Not a direct recommendation, but @moschidae recommended a lot of RPG maker games a while ago. I looked at some of them but this one caught my eye the most (I know it's not made in RPG maker, the first one was, but this looked way more up my alley. Plus moschidae gave this a good review, sooooo I'll credit her still.)

Winner of the award for "Best Face Melting Animation"

And winner of the "Best Cookie Deployment Animation", and "Best Hands", among many others. The most appealing thing of Hylics 2 is most apparent just by looking at it. The use of claymation for characters, environments, and the enemies would be one thing; but to then go off-the-rails into the surreal and make everything so otherworldly. No other game looks quite like this, not even other games that utilize claymation. Just watch these enemies yourself from the Steam store page, words can't do this game justice. (https://store.steampowered.com/app/1286710/Hylics_2/)
I'd often find myself just staring at the enemies during combat, just trying to process what in the sweet Hell am I looking at. And I love how to help with the uncanniness, most enemies don't move at the same framerate. Some are far more choppier then others, snapping from one pose to the next with seemingly little rhyme or reason. But it doesn't end there, every single spell (called gestures) and item used has their own unique animations. No game needs this much effort in using a burrito with how it rotates, opens, crumbles and warps into nothingness. Gestures meanwhile are somehow vague in what they do, yet you stare at them and think "Yeah it makes sense why that'd cause you to bleed (called "Leaking" here)" Even the less extravagant animations still have flair and a great sense if impact. Pongorma's Lightning gesture has a great "One, Two... THREE!" motion with flick of the hand casting the spell, causing the final impact to feel much more powerful.
The cherry on top is the solid turn based combat, though not without a few snags here or there. It's a moderately challenging game with how on top you have to be with buffs and status effects. Every enemy can cause at least one status effect that range from minor damage overtime to "Deal zero damage now!". Does share that issue with a lot of other RPGs where the beginning can sometimes feel harder then the late game. You learn more spells and find better equipment by the mid game, so it helps accommodate for the statistically stronger enemies; whereas early on your strap for consumables and you have so little Will (your MP equivalent for spells) that every gesture is a commitment. The encounter design also doesn't mess around. Fighting four or more enemies is the norm, and solid "Hit-All" attacks are rare for your party. Yet, for me at least, I never got messed up too badly.
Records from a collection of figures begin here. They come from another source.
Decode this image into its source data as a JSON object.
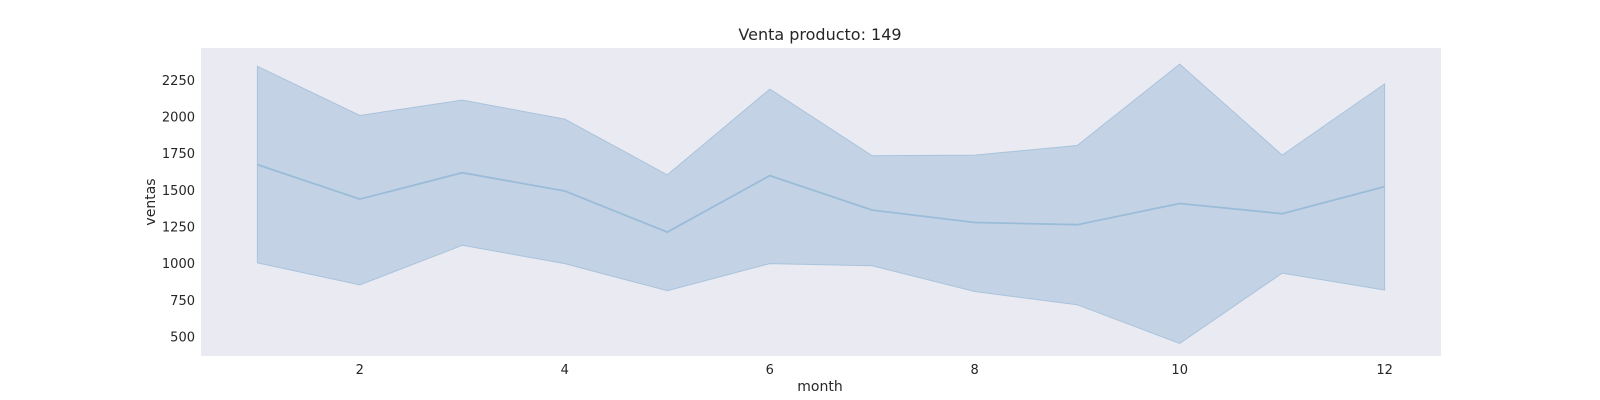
{
  "chart_data": {
    "type": "area",
    "title": "Venta producto: 149",
    "xlabel": "month",
    "ylabel": "ventas",
    "x": [
      1,
      2,
      3,
      4,
      5,
      6,
      7,
      8,
      9,
      10,
      11,
      12
    ],
    "series": [
      {
        "values": [
          1675,
          1440,
          1620,
          1495,
          1215,
          1600,
          1365,
          1280,
          1265,
          1410,
          1340,
          1525
        ]
      }
    ],
    "band": {
      "lower": [
        1005,
        855,
        1125,
        1000,
        815,
        1000,
        985,
        810,
        720,
        455,
        935,
        820
      ],
      "upper": [
        2345,
        2010,
        2115,
        1985,
        1605,
        2190,
        1735,
        1740,
        1805,
        2360,
        1740,
        2225
      ]
    },
    "xticks": [
      2,
      4,
      6,
      8,
      10,
      12
    ],
    "yticks": [
      500,
      750,
      1000,
      1250,
      1500,
      1750,
      2000,
      2250
    ],
    "xlim": [
      0.45,
      12.55
    ],
    "ylim": [
      370,
      2470
    ],
    "grid": false,
    "colors": {
      "plot_background": "#eaeaf2",
      "band_fill": "#a9c3dc",
      "line": "#9bbcd8"
    }
  }
}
Some encounter were tense yes, but I never felt I couldn't make a come-back from a bad situation. Grinding isn't even a potential solution for two reasons: 1). Enemies never respond, and 2). There's no experience but instead meat. Meat is used to increase your party's flesh, which is your health in case there's any confusion. Yes having more health helps, but it almost always comes down to better strategy, item usage, and equipment to make the ride smoother. Items especially. You're a bit limited at the beginning, but you exponentially get a ton of them later on. Use them whenever, it'll make life so much easier. Lastly I wanted to comment on the party and how simple they are. Every party member has just one unique gesture and different starting stats, and apart from that they're the same. If you told me that before I played this game, I would've been under the impression that "That seems pretty boring". Yet every spell has important roles and usage, especially the exclusive gestures. It instead makes the party surprisingly moldable for any composition you want... just like clay oH FU-
I hate using this word, but exploring Hylics 2 really is a "vibe". The soft, melancholic surfer rock soundtrack paired with surprisingly expansive movement for a turn based RPG makes exploring very soothing yet fun. The iso perspective could've made platforming a pain, but there's a handy marker for where you player character is going to land at all times. Also helps that this game isn't terribly long, so you never get fully use to the weirdness and you're continuously surprised by interesting design after interesting design. You become very accepting of the strange and just go with the flow. Even the main battle theme isn't overly energetic, but does invoke a bit more tension. That said, the final boss theme goes pretty hard and is fantastic, even if the fight itself was pretty easy.

Makes me excited to see the artist behind this game, Mason Lindroth, is making another Hylics game and it's looking just as creative as this game. Big recommendation.
The main villain being named Gibby fucks me up more then it should.

Reviewed on Aug 25, 2023


2 Comments


8 months ago

Great review for a great game, im really glad you liked it. Its been a month or so since ive played but i think about hylem xylem and those weird scary clay dogs every day. I also did not know Mason was working on a hylics 3 so thank you for bringing that up

Also its like gibby = gibbous moon and wayne = waning moon. Thats why waynes heads a crescent and why gibby looks like gibby... probably.

8 months ago

@moschidae Thank you kindly, however my terminally-online brain has ruined the name Gibby for me. Wayne shouting "GIBBY!" did not help my diseased brain either, and it made that scene funnier then it should be.